The static method caculate accepts radix as the base base, and the array a simulates the number in the base to be calculated, just note that the surface order needs to be 1. For example, the base 01 2 string is arranged in an array as {0,1}. The output above is 1, which corresponds to the true value of 01.

So why use 31 as the base? First understand why HashCode is needed. Each object calculates HashCode by value. The code size is not too large to be 1 (because it is usually very slow to calculate), but it should not be repeated as much as possible, so the cardinality should be as large as possible. In addition, 31*N can be optimized by the compiler to
After moving 5 bits to the left, subtracting 1 bit has higher performance. In fact, the choice of 31 is controversial, see here.

Think that this thing will still lead to more repetition, should use a larger number. So maybe Java will change in the future. The following article introduces two conclusions:

1. Use prime numbers for cardinality

The nature of a prime number (in which only 1 and itself are factors) makes it more likely than others to produce a result that is only 1, i.e. hash code, with the least chance of conflict.

2. Choice 31 is the first choice after observing the distribution results.

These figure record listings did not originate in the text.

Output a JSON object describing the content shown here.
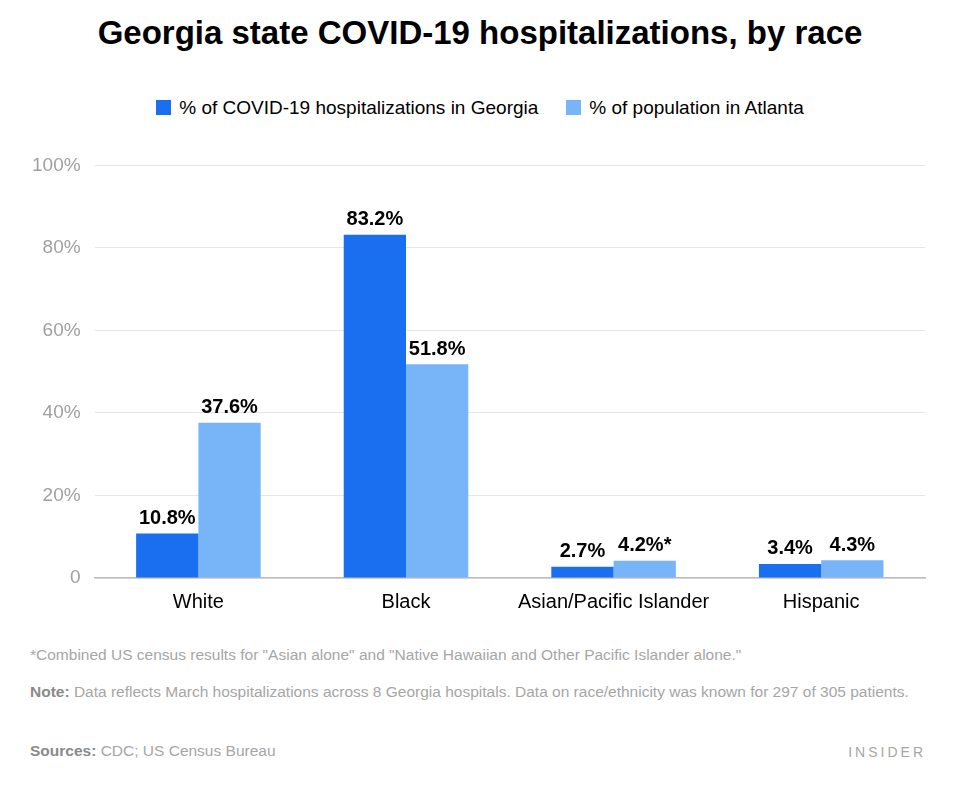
{
  "chart_data": {
    "type": "bar",
    "title": "Georgia state COVID-19 hospitalizations, by race",
    "categories": [
      "White",
      "Black",
      "Asian/Pacific Islander",
      "Hispanic"
    ],
    "series": [
      {
        "name": "% of COVID-19 hospitalizations in Georgia",
        "color": "#1a6ff0",
        "values": [
          10.8,
          83.2,
          2.7,
          3.4
        ],
        "value_labels": [
          "10.8%",
          "83.2%",
          "2.7%",
          "3.4%"
        ]
      },
      {
        "name": "% of population in Atlanta",
        "color": "#78b5f8",
        "values": [
          37.6,
          51.8,
          4.2,
          4.3
        ],
        "value_labels": [
          "37.6%",
          "51.8%",
          "4.2%*",
          "4.3%"
        ]
      }
    ],
    "ylim": [
      0,
      100
    ],
    "yticks": [
      0,
      {
        "value": 20,
        "label": "20%"
      },
      {
        "value": 40,
        "label": "40%"
      },
      {
        "value": 60,
        "label": "60%"
      },
      {
        "value": 80,
        "label": "80%"
      },
      {
        "value": 100,
        "label": "100%"
      }
    ],
    "grid": true,
    "legend": "top",
    "data_labels": true,
    "footnote": "*Combined US census results for \"Asian alone\" and \"Native Hawaiian and Other Pacific Islander alone.\"",
    "note": {
      "label": "Note:",
      "text": "Data reflects March hospitalizations across 8 Georgia hospitals. Data on race/ethnicity was known for 297 of 305 patients."
    },
    "source": {
      "label": "Sources:",
      "text": "CDC; US Census Bureau"
    },
    "brand": "INSIDER"
  }
}
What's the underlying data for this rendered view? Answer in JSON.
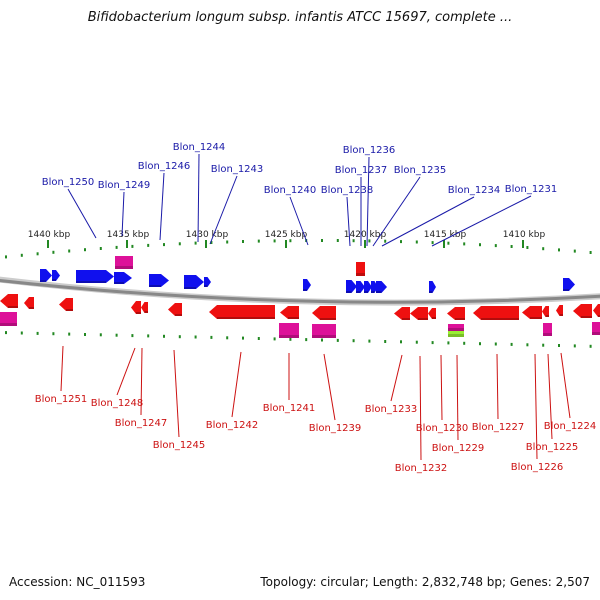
{
  "header": {
    "title": "Bifidobacterium longum subsp. infantis ATCC 15697, complete ..."
  },
  "footer": {
    "accession": "Accession: NC_011593",
    "summary": "Topology: circular; Length: 2,832,748 bp; Genes: 2,507"
  },
  "colors": {
    "forward_gene": "#1010ee",
    "reverse_gene": "#ee1010",
    "rna_magenta": "#dd1199",
    "rna_green": "#99ee33",
    "backbone": "#888888",
    "tick": "#228822",
    "label_top": "#1a1aa8",
    "label_bottom": "#cc1111"
  },
  "ticks": [
    {
      "label": "1440 kbp"
    },
    {
      "label": "1435 kbp"
    },
    {
      "label": "1430 kbp"
    },
    {
      "label": "1425 kbp"
    },
    {
      "label": "1420 kbp"
    },
    {
      "label": "1415 kbp"
    },
    {
      "label": "1410 kbp"
    }
  ],
  "genes_top": [
    {
      "name": "Blon_1250"
    },
    {
      "name": "Blon_1249"
    },
    {
      "name": "Blon_1246"
    },
    {
      "name": "Blon_1244"
    },
    {
      "name": "Blon_1243"
    },
    {
      "name": "Blon_1240"
    },
    {
      "name": "Blon_1238"
    },
    {
      "name": "Blon_1237"
    },
    {
      "name": "Blon_1236"
    },
    {
      "name": "Blon_1235"
    },
    {
      "name": "Blon_1234"
    },
    {
      "name": "Blon_1231"
    }
  ],
  "genes_bottom": [
    {
      "name": "Blon_1251"
    },
    {
      "name": "Blon_1248"
    },
    {
      "name": "Blon_1247"
    },
    {
      "name": "Blon_1245"
    },
    {
      "name": "Blon_1242"
    },
    {
      "name": "Blon_1241"
    },
    {
      "name": "Blon_1239"
    },
    {
      "name": "Blon_1233"
    },
    {
      "name": "Blon_1232"
    },
    {
      "name": "Blon_1230"
    },
    {
      "name": "Blon_1229"
    },
    {
      "name": "Blon_1227"
    },
    {
      "name": "Blon_1226"
    },
    {
      "name": "Blon_1225"
    },
    {
      "name": "Blon_1224"
    }
  ]
}
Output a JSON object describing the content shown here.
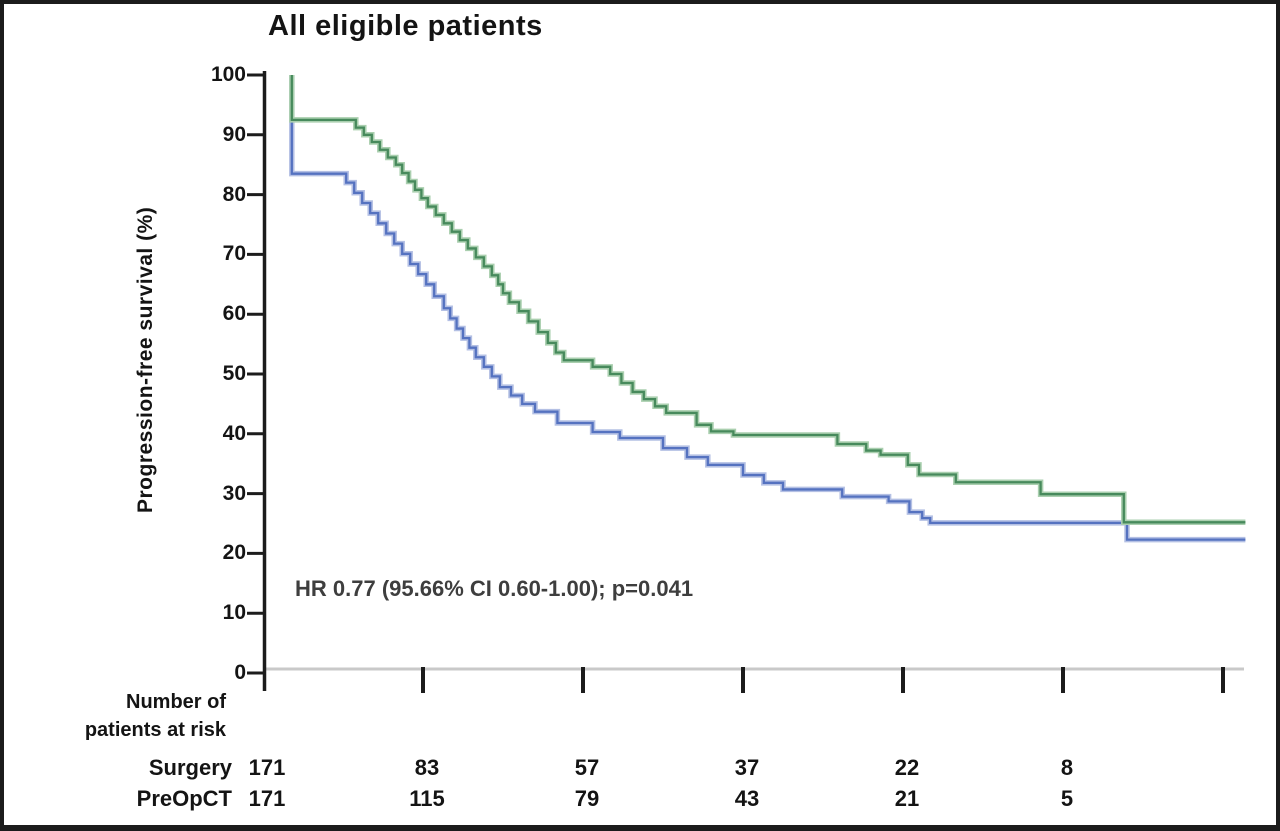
{
  "title": "All eligible patients",
  "ylabel": "Progression-free survival (%)",
  "annotation": "HR 0.77 (95.66% CI 0.60-1.00); p=0.041",
  "at_risk": {
    "header_line1": "Number of",
    "header_line2": "patients at risk",
    "rows": [
      {
        "label": "Surgery",
        "values": [
          171,
          83,
          57,
          37,
          22,
          8
        ]
      },
      {
        "label": "PreOpCT",
        "values": [
          171,
          115,
          79,
          43,
          21,
          5
        ]
      }
    ]
  },
  "colors": {
    "green_core": "#478a5c",
    "green_halo": "#aacfaf",
    "blue_core": "#5572c0",
    "blue_halo": "#b4c0e4",
    "axis_gray": "#c9c9c9",
    "axis_black": "#1c1c1c"
  },
  "chart_data": {
    "type": "line",
    "subtype": "kaplan-meier-step",
    "title": "All eligible patients",
    "xlabel": "",
    "ylabel": "Progression-free survival (%)",
    "ylim": [
      0,
      100
    ],
    "yticks": [
      0,
      10,
      20,
      30,
      40,
      50,
      60,
      70,
      80,
      90,
      100
    ],
    "x_axis": {
      "major_ticks_t": [
        1,
        2,
        3,
        4,
        5,
        6
      ],
      "tick_labels_shown": false,
      "at_risk_columns_t": [
        0,
        1,
        2,
        3,
        4,
        5
      ]
    },
    "grid": false,
    "legend": "none (identified via number-at-risk rows)",
    "annotation": "HR 0.77 (95.66% CI 0.60-1.00); p=0.041",
    "series": [
      {
        "name": "PreOpCT",
        "color": "#478a5c",
        "halo": "#aacfaf",
        "steps": [
          [
            0.18,
            100
          ],
          [
            0.18,
            92.5
          ],
          [
            0.56,
            92.5
          ],
          [
            0.58,
            91.2
          ],
          [
            0.63,
            90
          ],
          [
            0.68,
            88.8
          ],
          [
            0.73,
            87.5
          ],
          [
            0.78,
            86.2
          ],
          [
            0.83,
            85
          ],
          [
            0.87,
            83.6
          ],
          [
            0.91,
            82.2
          ],
          [
            0.95,
            80.8
          ],
          [
            0.99,
            79.4
          ],
          [
            1.03,
            78
          ],
          [
            1.08,
            76.6
          ],
          [
            1.13,
            75.2
          ],
          [
            1.18,
            73.8
          ],
          [
            1.23,
            72.4
          ],
          [
            1.28,
            71
          ],
          [
            1.33,
            69.5
          ],
          [
            1.38,
            68
          ],
          [
            1.43,
            66.5
          ],
          [
            1.47,
            65
          ],
          [
            1.5,
            63.5
          ],
          [
            1.54,
            62
          ],
          [
            1.6,
            60.5
          ],
          [
            1.66,
            58.8
          ],
          [
            1.72,
            57
          ],
          [
            1.78,
            55.2
          ],
          [
            1.83,
            53.6
          ],
          [
            1.88,
            52.3
          ],
          [
            2.06,
            51.2
          ],
          [
            2.17,
            50
          ],
          [
            2.24,
            48.5
          ],
          [
            2.31,
            47
          ],
          [
            2.38,
            45.8
          ],
          [
            2.45,
            44.6
          ],
          [
            2.52,
            43.5
          ],
          [
            2.71,
            41.5
          ],
          [
            2.8,
            40.4
          ],
          [
            2.94,
            39.8
          ],
          [
            3.59,
            38.3
          ],
          [
            3.77,
            37.2
          ],
          [
            3.86,
            36.5
          ],
          [
            4.03,
            34.8
          ],
          [
            4.1,
            33.2
          ],
          [
            4.33,
            31.9
          ],
          [
            4.86,
            29.9
          ],
          [
            5.38,
            25.2
          ],
          [
            6.14,
            25.2
          ]
        ]
      },
      {
        "name": "Surgery",
        "color": "#5572c0",
        "halo": "#b4c0e4",
        "steps": [
          [
            0.18,
            100
          ],
          [
            0.18,
            83.5
          ],
          [
            0.48,
            83.5
          ],
          [
            0.52,
            82
          ],
          [
            0.57,
            80.3
          ],
          [
            0.62,
            78.6
          ],
          [
            0.67,
            76.9
          ],
          [
            0.72,
            75.2
          ],
          [
            0.77,
            73.5
          ],
          [
            0.82,
            71.8
          ],
          [
            0.87,
            70.1
          ],
          [
            0.92,
            68.4
          ],
          [
            0.97,
            66.7
          ],
          [
            1.02,
            65
          ],
          [
            1.07,
            63
          ],
          [
            1.13,
            61
          ],
          [
            1.17,
            59.3
          ],
          [
            1.21,
            57.6
          ],
          [
            1.25,
            56
          ],
          [
            1.29,
            54.4
          ],
          [
            1.33,
            52.8
          ],
          [
            1.38,
            51.2
          ],
          [
            1.43,
            49.6
          ],
          [
            1.48,
            47.8
          ],
          [
            1.55,
            46.4
          ],
          [
            1.62,
            45
          ],
          [
            1.7,
            43.7
          ],
          [
            1.84,
            41.8
          ],
          [
            2.06,
            40.3
          ],
          [
            2.23,
            39.3
          ],
          [
            2.5,
            37.6
          ],
          [
            2.65,
            36.1
          ],
          [
            2.78,
            34.8
          ],
          [
            3,
            33.1
          ],
          [
            3.13,
            31.8
          ],
          [
            3.25,
            30.7
          ],
          [
            3.62,
            29.5
          ],
          [
            3.91,
            28.7
          ],
          [
            4.04,
            26.9
          ],
          [
            4.12,
            25.9
          ],
          [
            4.17,
            25.1
          ],
          [
            5.4,
            22.3
          ],
          [
            6.14,
            22.3
          ]
        ]
      }
    ]
  }
}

It is not clear why, but it is beneficial.

In addition, String.hashCode internally caches the value calculated for the first time because this is an final (immutable) class and the contents of the String object will not change. This improves performance on multiple put to HashMap occasions, but seems to be of little use.

conclusion

That's it for the 31 factor in defining hashcode, and I hope you found it helpful. Those who are interested can continue to see this site:

Rewriting hashCode() and equals() Method Details

The Essential Differences and Connections between hashCode() and equals()

Analysis of HashMap Usage from the Perspective of Java Source Code

If there is any deficiency, please let me know. Thank you for your support!